GCC telecom operators need to continue searching for growth, but equally important, they must find ways to secure or improve earnings by optimizing their operations. Most providers are far from achieving operational excellence. BCG has found tremendous waste: as much as 30 percent of costs are incurred because of rework (correcting process or product defects), overproduction (producing items before they are required), inventory (storing products), and over-processing (using more resources than necessary). "This is true not only for incumbents in saturated markets, but also for companies in developing markets. We believe the telecom industry could save 20 to 30 percent of total operating expenses by eliminating waste that still resides in its processes", highlights Hildebrandt.
Perhaps most importantly, few cost-cutting programs produce lasting cultural change.
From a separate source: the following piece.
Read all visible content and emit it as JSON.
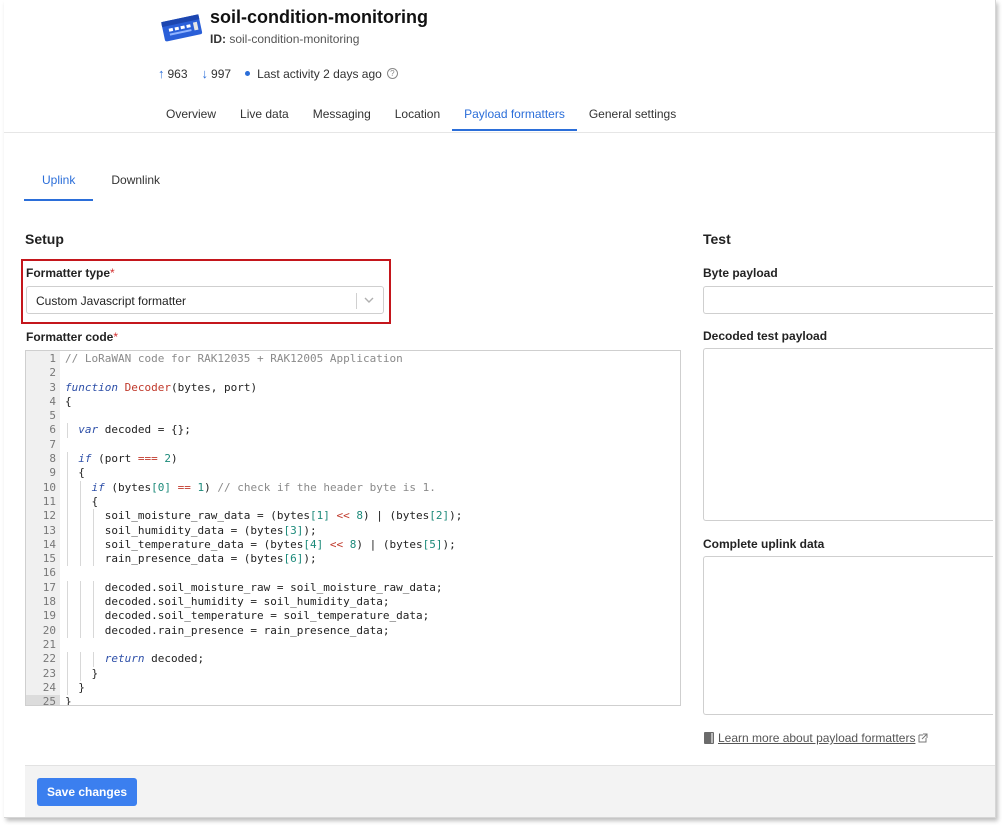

They target specific kinds of waste on a short-term or one-off basis and don't achieve the larger goal of enabling organizations to improve continuously in terms of operational excellence. "Therefore, traditional cost-reduction efforts don't deliver significant and sustainable competitive advantage", confirms Hildebrandt.
Complexity is the key driver of cost inefficiencies in both telecom processes and business models. GCC telecom operators have been in 'growth mode' over years, not being able to catch up with customer demand. Over decades of operations complexity has been exponentially increased through new products, partnerships, and various service levels to customers.
BCG's Lean Advantage Telco Complexity Index shows that complexity is greater in typical telecom operators than it is in a lean, fully optimized operator.
Telecom operations can reduce complexity through four distinct yet interrelated frameworks, or "lenses."
1. The Strategic Lens. Setting overall objectives for transformation using this lens involves identifying and managing the strategic tradeoffs that drive a company's operating model.
2. The Operations Lens. Analyzing a company using this lens helps it prioritize available methods, or levers, for achieving excellence in its processes and systems.
3. The People Engagement Lens. Involving employees and receiving their full cooperation are often the missing links in improvement efforts.
4. The Performance Governance Lens. Viewing an organization through this lens helps a company measure—and maintain—change by choosing the correct structures and measurement systems.